Our work so far has reduced the deadlock frequency to one in every five thousand web requests. There is still room for improvement but the program is usable enough to be put into production.

6 RESULT

Our implementation had the effect of keeping the throughput of a single application server node roughly the same as before. While it didn’t increase as we had hoped it might, it didn’t decrease and this was important. When the application was deployed on a cluster of four nodes and load tested, it showed four times the throughput in total. The database server’s CPU usage went from 2% with one node to 9% with four nodes.

In production, a few days after Frenzo was deployed on a cluster of five machines, its usage doubled. Had we only installed twice the number of machines, Frenzo might have been less responsive than it was before our redesign because we had removed caching. Since we installed five times the number of machines, it was actually more responsive, and this was a pleasant surprise.

The database server machine is still quite lightly loaded and promises to support ten to fifteen application server nodes before becoming the bottleneck.

Measurements showed that eliminating remote calls by integrating secondary components into Primary sped up request handling by a fifth.

We are rid of the commit stall.

Despite the remaining deadlocks, Frenzo’s new design causes far fewer failed requests than before, so we have decided to keep it.

Figure 2:

Final Deployment Structure

7 CONCLUSION

We have met our usage requirements, and we have a scalable design for the near future.
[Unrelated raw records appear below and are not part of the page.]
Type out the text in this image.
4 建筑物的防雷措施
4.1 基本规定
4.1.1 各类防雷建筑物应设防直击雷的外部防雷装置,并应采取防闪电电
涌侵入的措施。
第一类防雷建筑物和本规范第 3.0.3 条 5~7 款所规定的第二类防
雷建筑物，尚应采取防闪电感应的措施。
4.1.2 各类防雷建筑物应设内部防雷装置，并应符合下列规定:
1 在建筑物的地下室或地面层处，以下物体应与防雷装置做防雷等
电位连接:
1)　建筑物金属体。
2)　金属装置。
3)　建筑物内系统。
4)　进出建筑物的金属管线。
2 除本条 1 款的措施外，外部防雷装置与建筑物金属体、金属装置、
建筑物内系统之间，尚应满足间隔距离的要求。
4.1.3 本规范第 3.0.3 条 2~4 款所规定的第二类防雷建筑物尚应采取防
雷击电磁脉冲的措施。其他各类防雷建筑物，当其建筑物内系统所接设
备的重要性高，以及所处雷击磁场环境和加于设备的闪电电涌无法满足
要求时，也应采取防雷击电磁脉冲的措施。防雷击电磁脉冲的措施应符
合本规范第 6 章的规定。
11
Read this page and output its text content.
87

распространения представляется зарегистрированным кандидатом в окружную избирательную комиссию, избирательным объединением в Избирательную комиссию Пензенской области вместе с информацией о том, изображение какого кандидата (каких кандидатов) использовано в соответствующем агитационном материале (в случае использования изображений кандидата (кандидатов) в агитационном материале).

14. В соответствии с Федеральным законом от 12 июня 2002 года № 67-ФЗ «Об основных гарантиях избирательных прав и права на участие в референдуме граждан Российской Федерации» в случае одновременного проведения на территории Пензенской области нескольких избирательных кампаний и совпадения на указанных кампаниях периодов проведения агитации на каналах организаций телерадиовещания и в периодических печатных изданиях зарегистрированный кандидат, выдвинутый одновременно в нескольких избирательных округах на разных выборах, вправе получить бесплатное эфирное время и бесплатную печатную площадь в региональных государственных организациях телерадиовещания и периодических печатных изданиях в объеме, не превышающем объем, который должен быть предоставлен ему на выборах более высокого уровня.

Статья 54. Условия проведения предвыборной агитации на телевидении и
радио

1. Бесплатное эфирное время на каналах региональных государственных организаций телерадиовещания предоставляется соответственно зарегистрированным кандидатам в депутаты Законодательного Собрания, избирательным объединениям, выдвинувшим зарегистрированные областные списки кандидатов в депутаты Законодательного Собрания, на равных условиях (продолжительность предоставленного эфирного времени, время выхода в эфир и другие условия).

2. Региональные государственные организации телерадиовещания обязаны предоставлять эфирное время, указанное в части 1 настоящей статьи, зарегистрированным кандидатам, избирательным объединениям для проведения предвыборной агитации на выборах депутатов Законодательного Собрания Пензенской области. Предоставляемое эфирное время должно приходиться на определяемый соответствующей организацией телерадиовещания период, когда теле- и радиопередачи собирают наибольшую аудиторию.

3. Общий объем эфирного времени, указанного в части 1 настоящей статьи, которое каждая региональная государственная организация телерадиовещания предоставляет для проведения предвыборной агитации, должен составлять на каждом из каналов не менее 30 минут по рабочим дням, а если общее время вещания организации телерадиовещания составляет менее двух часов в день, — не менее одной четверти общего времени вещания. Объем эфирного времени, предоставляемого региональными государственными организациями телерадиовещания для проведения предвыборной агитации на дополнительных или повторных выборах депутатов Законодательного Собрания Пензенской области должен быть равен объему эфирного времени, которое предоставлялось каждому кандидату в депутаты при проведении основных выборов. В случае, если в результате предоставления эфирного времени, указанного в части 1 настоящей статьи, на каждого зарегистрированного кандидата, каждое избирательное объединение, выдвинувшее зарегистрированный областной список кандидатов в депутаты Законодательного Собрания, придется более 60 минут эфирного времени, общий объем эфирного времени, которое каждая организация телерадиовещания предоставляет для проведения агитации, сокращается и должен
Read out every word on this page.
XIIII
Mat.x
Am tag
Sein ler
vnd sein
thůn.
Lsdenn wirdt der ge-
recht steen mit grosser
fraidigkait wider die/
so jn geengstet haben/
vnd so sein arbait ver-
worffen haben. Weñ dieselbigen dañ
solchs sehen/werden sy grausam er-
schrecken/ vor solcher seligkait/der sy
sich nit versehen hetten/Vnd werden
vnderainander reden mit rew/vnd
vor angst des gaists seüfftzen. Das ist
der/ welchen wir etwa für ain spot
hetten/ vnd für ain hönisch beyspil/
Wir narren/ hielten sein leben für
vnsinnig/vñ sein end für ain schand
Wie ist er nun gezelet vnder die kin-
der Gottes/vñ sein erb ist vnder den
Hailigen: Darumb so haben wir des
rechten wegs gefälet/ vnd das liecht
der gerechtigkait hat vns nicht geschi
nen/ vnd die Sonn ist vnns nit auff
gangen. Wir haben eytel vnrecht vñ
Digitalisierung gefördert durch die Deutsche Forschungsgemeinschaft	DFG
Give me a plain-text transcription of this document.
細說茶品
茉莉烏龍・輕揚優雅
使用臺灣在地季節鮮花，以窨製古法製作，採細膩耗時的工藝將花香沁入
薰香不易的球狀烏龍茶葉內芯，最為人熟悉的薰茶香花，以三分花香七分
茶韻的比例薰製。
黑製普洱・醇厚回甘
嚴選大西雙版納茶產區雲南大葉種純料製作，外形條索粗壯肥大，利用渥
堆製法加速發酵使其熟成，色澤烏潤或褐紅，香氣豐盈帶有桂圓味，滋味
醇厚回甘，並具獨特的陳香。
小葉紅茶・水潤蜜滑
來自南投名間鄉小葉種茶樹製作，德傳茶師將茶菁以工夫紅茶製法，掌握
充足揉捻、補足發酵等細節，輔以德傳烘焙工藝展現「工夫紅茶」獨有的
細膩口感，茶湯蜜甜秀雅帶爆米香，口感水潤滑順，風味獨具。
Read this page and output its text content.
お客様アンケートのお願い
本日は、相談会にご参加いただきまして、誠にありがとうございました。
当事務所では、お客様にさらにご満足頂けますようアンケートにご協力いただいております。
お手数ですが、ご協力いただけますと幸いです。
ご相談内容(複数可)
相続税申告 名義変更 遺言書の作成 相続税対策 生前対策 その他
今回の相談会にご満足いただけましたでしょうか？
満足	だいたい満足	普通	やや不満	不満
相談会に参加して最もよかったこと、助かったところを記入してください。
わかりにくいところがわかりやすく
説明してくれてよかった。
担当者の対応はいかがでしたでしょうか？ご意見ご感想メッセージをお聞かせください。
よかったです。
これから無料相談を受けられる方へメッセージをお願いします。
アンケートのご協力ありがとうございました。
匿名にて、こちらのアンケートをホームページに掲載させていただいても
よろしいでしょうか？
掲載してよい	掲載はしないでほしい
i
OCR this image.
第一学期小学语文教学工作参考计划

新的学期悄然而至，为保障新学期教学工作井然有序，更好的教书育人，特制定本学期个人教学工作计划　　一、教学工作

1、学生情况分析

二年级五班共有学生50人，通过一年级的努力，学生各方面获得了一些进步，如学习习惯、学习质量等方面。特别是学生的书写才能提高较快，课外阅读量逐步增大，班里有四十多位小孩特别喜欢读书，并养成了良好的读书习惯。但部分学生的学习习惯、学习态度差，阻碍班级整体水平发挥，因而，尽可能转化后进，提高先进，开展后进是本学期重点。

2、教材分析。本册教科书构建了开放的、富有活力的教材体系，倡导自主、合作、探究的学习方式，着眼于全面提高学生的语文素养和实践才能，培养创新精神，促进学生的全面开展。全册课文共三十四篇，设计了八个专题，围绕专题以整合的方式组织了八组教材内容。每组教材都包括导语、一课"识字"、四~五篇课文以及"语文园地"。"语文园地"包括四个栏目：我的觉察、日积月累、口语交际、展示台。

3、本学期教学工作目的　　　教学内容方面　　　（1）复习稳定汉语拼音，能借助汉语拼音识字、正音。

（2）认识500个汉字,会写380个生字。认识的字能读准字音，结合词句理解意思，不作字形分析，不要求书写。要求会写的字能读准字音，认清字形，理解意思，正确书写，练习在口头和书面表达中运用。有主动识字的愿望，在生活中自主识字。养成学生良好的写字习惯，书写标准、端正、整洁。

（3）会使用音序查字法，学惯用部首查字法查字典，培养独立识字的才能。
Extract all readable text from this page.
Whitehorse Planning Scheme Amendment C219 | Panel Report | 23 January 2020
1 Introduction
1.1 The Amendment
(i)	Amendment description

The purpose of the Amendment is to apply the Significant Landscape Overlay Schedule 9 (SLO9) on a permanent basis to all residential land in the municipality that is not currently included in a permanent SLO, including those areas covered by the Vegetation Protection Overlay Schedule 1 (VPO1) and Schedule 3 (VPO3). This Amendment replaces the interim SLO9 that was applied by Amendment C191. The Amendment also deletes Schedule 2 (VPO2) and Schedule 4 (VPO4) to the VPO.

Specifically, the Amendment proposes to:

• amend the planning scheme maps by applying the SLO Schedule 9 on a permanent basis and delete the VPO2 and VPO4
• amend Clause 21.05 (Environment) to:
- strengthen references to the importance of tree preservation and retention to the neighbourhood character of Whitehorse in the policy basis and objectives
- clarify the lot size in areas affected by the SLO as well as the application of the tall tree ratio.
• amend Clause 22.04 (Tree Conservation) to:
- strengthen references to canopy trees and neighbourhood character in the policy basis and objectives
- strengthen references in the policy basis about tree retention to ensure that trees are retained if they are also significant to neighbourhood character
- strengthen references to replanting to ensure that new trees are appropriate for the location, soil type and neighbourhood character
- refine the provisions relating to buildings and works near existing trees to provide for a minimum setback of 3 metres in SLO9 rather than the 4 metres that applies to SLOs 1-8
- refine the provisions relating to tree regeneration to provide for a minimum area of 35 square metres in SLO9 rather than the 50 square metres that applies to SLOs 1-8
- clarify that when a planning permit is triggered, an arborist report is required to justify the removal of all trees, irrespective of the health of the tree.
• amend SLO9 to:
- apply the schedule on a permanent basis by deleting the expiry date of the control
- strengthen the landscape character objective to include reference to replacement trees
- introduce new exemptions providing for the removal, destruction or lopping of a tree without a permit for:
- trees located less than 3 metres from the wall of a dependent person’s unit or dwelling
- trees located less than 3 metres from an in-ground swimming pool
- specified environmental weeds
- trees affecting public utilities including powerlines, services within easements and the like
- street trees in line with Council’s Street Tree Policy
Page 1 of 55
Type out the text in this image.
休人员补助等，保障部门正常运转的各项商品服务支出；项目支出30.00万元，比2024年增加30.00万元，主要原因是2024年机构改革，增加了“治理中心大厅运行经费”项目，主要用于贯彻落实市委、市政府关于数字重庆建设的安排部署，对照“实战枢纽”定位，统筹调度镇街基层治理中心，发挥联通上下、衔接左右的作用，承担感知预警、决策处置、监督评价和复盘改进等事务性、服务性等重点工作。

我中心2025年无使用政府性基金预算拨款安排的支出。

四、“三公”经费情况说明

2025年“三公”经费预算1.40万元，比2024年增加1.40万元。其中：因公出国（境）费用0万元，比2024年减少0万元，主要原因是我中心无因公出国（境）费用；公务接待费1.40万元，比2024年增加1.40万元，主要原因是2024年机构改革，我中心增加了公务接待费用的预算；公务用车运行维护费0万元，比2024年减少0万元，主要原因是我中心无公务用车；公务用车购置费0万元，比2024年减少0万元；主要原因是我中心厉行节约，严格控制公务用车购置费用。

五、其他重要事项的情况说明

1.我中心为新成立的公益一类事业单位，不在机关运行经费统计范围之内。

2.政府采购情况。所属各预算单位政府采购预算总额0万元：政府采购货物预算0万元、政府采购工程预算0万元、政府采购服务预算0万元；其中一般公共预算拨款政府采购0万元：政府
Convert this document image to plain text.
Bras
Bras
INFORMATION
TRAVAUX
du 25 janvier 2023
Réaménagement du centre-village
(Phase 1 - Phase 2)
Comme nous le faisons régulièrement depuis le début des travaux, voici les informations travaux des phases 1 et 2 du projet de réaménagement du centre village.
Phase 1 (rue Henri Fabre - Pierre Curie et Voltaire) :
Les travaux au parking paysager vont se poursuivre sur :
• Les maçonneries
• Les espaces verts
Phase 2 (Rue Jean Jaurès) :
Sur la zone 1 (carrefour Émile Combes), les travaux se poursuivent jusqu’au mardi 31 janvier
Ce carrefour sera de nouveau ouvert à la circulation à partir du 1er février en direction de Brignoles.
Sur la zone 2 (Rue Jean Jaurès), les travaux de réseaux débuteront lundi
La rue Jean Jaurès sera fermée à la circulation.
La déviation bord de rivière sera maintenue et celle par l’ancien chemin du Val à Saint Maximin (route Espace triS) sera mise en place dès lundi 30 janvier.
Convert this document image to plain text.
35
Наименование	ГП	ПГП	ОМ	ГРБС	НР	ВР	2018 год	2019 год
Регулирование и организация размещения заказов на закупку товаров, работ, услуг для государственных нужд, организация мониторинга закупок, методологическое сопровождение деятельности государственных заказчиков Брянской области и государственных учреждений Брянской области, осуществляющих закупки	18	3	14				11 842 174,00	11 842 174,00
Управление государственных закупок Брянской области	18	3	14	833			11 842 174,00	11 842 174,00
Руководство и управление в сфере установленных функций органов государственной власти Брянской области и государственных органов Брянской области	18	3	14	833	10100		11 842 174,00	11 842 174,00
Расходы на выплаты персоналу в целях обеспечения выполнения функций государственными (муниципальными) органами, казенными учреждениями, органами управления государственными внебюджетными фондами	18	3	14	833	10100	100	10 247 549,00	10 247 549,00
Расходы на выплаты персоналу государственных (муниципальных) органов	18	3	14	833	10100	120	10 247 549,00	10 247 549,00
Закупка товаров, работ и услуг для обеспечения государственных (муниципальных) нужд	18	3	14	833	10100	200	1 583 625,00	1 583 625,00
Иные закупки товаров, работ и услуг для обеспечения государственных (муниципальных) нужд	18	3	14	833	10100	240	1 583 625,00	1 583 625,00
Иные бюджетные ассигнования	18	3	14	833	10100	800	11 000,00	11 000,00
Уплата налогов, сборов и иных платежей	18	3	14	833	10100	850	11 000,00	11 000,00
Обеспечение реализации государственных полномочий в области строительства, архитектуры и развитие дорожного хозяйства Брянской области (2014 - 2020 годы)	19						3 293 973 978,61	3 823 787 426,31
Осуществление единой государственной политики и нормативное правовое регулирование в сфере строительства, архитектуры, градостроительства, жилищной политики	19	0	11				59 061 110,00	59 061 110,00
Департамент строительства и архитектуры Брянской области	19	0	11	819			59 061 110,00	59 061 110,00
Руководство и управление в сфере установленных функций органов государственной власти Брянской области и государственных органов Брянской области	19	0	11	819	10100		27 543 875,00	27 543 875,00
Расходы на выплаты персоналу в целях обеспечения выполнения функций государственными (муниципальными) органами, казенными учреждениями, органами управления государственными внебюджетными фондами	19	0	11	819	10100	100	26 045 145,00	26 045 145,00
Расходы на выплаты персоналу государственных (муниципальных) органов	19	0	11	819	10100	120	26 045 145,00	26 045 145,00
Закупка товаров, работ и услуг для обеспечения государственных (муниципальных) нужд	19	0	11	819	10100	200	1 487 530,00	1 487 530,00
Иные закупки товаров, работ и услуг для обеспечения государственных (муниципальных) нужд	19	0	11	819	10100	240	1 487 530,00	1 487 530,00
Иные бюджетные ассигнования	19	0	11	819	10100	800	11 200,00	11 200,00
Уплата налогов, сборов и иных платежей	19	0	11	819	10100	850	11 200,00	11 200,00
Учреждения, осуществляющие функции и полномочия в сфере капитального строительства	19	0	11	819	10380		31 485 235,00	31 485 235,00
We hope that Frenzo becomes popular enough to reach the limits of this design too. When this happens we will redesign the program again. Perhaps the next time the database will be the bottleneck and a web services architecture will take us to the next level of scalability.

The lesson we have learned is that the real bottleneck is not always where one thinks it is. For years our programmers have been trying to cache data, break the program into smaller components, and think of ways to avoid the roundtrip to the database. This textbook bottleneck wasn’t, in fact, our program’s bottleneck. At our usage load and with our program’s design, the database was a long way away from being the bottleneck. We had to realise this, and then go in the opposite direction — not cache data and integrate previously distributed components into one — to properly scale to the next level. It is very rewarding to learn where the single bottleneck in a program is, when trying to improve its performance.

References

[1] Resin Servlet Container. http://www.caucho.com

[2] Java Interactive Profiler. http://jiprof.sourceforge.net

[3] Silberschatz, Galvin, Gagne, Operating System Concepts, 7th Edition. John Wiley & Sons, 2004, ISBN: 0471694665. Chapter 7, p. 254, Circular Wait.